おにぎり短編集
第5章 夕暮れ
「……どんな音楽か、教えてよ」
きっと聴いたら、騒いだ心臓が落ち着かなくなる。そう思っていた。
それに気づくと、余裕が欲しかったのに、絞り出すような声しか出ない。
彼女は気にしないと言ったように、弾むような笑顔を見せた。
「一昨年の夏、付き合う前にさ。2人でCD交換して、よく聴いてた曲」
遠くを見る目に、僅かに寂しさや悲しみ、何か藍色をした感情が滲む。
あぁ、きっと彼女も……。
そう思ったら、心が先に震えていた。
「わたし、あのCDの1曲目を聴くとさ」
彼女の声が静かに震える。
「……思い出しちゃうんだ。花火見たこと、海行ったこと、学食でふたりで半分にしたうどんとか、コンビニで買ったアイスとか、借りた授業のプリントまで……」
僕は、その全部を知っている。
彼女が思い浮かべたもの、全部をありありと想像できる。
彼女の藍色の感情が、ぐらぐらと揺れていた。思わず引き寄せて、両腕で包む。
その気持ちごと、腕の中に収めて、何もこぼしたくなかった。離したくなかった。手放せなかった。

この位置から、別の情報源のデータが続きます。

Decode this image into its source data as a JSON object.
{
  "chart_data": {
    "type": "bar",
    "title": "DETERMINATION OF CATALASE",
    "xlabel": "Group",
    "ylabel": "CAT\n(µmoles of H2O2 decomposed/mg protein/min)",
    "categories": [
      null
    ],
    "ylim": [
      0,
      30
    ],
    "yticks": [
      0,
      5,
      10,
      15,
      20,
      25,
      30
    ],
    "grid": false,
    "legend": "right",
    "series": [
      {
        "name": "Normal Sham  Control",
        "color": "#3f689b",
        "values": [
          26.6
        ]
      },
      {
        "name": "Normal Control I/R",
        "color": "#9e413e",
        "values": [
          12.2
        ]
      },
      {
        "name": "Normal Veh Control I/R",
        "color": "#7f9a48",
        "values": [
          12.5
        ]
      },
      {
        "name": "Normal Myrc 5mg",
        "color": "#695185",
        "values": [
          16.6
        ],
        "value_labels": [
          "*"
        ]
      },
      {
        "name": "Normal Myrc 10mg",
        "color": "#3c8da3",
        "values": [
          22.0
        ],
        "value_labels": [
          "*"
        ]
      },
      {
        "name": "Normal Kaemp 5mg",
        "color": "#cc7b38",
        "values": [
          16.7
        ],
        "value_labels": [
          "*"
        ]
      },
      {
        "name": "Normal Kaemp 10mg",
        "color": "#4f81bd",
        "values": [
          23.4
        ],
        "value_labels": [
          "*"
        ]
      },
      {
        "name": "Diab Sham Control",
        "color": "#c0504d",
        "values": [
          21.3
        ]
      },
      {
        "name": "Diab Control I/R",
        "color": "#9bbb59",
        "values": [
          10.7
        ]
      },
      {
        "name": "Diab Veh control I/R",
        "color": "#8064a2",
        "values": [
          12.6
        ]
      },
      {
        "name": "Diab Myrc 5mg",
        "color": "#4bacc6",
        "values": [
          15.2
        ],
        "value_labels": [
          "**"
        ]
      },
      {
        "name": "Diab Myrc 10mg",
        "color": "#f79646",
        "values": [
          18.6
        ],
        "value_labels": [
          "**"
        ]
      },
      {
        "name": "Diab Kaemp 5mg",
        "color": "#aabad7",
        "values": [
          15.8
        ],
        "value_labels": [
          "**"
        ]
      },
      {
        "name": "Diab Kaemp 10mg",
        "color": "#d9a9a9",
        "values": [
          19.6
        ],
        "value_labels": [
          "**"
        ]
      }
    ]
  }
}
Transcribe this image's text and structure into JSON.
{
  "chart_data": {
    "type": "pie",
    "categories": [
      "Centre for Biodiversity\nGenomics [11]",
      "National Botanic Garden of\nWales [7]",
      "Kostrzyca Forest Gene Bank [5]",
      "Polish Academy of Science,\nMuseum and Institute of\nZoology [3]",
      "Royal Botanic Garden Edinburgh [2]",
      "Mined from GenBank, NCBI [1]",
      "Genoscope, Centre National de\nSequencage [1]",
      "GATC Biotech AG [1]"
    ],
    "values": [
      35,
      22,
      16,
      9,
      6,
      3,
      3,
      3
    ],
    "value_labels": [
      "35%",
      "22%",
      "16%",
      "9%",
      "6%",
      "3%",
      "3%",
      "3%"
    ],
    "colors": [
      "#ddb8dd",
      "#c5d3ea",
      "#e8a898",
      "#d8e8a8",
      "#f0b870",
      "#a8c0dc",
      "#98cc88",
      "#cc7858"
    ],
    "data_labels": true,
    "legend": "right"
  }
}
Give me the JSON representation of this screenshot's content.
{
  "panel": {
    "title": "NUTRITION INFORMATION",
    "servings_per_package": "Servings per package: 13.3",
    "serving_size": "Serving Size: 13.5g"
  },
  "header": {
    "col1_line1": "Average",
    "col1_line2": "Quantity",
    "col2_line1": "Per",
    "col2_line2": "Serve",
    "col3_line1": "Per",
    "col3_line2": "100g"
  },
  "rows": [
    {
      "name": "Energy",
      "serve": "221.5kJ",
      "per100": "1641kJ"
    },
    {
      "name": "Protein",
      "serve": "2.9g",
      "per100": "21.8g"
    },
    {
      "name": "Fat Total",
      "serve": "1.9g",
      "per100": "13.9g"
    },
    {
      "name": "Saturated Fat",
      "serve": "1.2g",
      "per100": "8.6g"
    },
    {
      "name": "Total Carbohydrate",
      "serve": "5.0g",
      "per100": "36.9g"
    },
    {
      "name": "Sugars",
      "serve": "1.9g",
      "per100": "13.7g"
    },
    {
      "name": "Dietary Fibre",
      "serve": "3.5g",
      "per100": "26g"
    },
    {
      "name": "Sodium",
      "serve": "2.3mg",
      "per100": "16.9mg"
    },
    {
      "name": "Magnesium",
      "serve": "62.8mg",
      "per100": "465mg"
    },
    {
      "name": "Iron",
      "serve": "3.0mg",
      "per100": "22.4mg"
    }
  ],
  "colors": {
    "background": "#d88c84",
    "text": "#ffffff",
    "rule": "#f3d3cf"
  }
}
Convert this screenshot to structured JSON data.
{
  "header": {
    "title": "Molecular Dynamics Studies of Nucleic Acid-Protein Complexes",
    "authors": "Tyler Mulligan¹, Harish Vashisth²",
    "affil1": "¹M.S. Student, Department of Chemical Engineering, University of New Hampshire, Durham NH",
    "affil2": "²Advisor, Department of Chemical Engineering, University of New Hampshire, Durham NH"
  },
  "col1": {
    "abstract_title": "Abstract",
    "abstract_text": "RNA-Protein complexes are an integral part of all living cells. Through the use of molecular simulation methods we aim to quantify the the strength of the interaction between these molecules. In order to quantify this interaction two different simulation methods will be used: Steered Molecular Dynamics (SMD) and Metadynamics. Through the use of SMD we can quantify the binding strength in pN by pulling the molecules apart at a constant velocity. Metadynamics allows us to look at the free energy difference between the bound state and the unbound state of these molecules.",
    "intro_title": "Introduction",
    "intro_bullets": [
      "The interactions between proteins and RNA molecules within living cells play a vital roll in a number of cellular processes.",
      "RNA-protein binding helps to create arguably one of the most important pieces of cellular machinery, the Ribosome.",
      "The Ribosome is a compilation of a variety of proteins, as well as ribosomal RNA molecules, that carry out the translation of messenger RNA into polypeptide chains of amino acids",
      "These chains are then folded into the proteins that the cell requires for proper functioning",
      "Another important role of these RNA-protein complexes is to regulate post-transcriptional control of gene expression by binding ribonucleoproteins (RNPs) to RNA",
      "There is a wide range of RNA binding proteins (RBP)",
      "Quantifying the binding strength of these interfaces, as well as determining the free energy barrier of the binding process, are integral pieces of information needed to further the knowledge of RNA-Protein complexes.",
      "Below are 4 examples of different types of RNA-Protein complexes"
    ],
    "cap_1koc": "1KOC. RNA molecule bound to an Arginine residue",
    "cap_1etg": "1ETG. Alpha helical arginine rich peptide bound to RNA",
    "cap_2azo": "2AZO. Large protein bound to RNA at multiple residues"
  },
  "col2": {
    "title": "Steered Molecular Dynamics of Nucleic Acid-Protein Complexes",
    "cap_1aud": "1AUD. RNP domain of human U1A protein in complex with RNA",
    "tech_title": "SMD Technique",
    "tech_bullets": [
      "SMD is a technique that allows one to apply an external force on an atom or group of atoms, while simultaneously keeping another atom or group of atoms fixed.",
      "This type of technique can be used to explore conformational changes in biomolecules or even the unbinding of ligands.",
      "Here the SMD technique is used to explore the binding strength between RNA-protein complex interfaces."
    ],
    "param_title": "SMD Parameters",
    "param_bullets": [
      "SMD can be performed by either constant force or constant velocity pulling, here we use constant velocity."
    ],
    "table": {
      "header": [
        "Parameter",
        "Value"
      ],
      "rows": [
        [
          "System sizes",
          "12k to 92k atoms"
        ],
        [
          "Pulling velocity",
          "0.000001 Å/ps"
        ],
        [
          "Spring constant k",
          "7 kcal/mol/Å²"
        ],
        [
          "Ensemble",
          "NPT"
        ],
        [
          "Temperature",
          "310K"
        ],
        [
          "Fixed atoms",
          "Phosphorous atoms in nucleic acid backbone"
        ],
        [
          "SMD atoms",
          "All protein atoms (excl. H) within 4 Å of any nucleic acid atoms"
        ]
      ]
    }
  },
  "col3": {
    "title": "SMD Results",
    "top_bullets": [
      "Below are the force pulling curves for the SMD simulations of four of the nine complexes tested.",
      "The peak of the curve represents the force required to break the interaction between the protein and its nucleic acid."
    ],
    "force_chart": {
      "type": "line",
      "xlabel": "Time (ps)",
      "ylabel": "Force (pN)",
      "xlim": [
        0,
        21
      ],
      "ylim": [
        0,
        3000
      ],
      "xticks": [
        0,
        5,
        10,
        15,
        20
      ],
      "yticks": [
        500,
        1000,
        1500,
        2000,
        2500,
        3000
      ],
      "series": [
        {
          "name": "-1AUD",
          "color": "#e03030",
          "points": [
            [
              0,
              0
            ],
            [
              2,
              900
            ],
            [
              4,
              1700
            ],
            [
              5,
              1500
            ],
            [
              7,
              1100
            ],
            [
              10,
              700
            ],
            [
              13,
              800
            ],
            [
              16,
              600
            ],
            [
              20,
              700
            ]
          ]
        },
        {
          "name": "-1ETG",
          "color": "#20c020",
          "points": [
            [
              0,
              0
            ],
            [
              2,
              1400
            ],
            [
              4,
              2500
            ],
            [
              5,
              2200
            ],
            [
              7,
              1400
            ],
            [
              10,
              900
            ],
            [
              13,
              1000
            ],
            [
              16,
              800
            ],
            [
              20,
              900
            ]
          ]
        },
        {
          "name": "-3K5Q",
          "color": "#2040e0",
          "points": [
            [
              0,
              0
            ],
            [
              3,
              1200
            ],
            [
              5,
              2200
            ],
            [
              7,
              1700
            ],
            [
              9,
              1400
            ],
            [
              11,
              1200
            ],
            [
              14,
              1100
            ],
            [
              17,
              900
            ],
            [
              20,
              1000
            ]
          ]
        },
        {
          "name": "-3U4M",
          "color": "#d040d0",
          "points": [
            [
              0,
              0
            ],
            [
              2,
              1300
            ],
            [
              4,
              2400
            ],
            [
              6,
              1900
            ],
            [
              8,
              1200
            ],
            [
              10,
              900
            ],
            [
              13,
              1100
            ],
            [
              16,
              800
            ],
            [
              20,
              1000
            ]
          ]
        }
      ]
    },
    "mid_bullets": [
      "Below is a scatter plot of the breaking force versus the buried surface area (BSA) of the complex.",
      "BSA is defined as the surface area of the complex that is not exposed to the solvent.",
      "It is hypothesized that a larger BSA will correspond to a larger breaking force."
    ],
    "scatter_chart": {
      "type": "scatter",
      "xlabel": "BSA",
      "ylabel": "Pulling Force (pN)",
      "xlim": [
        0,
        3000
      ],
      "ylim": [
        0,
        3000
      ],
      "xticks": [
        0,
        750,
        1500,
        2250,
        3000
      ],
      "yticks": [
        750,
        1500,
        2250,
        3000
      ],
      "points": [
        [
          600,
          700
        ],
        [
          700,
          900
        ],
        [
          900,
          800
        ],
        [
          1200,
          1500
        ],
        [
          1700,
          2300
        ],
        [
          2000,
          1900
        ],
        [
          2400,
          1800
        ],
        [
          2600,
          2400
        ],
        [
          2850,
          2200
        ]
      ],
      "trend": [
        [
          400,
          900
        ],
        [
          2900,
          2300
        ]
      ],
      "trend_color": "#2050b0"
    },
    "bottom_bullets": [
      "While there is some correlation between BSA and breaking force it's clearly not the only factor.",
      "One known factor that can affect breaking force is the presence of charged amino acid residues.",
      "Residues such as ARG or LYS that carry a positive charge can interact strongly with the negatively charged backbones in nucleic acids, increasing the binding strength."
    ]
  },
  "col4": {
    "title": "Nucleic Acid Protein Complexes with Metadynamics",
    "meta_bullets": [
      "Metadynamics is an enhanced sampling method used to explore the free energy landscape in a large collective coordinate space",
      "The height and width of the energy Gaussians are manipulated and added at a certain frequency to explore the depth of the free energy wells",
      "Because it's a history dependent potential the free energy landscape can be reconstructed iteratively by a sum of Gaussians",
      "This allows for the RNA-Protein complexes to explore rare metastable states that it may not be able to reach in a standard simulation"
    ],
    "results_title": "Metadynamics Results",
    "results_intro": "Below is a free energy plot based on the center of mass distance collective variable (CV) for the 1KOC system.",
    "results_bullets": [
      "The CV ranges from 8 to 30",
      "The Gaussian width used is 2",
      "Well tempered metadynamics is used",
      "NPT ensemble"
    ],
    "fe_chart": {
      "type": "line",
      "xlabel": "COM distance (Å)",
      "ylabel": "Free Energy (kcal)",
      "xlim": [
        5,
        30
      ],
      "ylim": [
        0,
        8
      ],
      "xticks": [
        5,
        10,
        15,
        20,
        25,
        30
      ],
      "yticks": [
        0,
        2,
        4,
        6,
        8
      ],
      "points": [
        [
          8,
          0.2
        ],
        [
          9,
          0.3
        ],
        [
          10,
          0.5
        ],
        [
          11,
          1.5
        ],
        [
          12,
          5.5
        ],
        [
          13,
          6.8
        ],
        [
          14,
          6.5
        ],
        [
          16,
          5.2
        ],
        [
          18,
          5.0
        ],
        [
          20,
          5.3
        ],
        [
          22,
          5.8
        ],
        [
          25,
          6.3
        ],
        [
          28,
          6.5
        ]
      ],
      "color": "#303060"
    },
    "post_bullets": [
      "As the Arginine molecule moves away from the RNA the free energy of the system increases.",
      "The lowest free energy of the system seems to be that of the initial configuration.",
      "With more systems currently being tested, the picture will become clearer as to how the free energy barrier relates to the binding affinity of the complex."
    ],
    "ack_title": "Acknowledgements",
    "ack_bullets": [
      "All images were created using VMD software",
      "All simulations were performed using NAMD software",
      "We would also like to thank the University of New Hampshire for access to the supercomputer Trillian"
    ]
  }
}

「胸ぐらっていうか……心臓掴まれて揺すられるような。……楽しかったなぁって」
震える声を聴きながら、いちばんつらかったのは彼女なんだと思い知る。
今はただ、胸の中にある温もりを、しっかり自分の体に刻むことしかできない。
……いや、刻もうとしている自分がいることが嫌だった。
もうすぐ来てしまうかもしれない、彼女が居ない現実を、受け入れようとしているみたいな。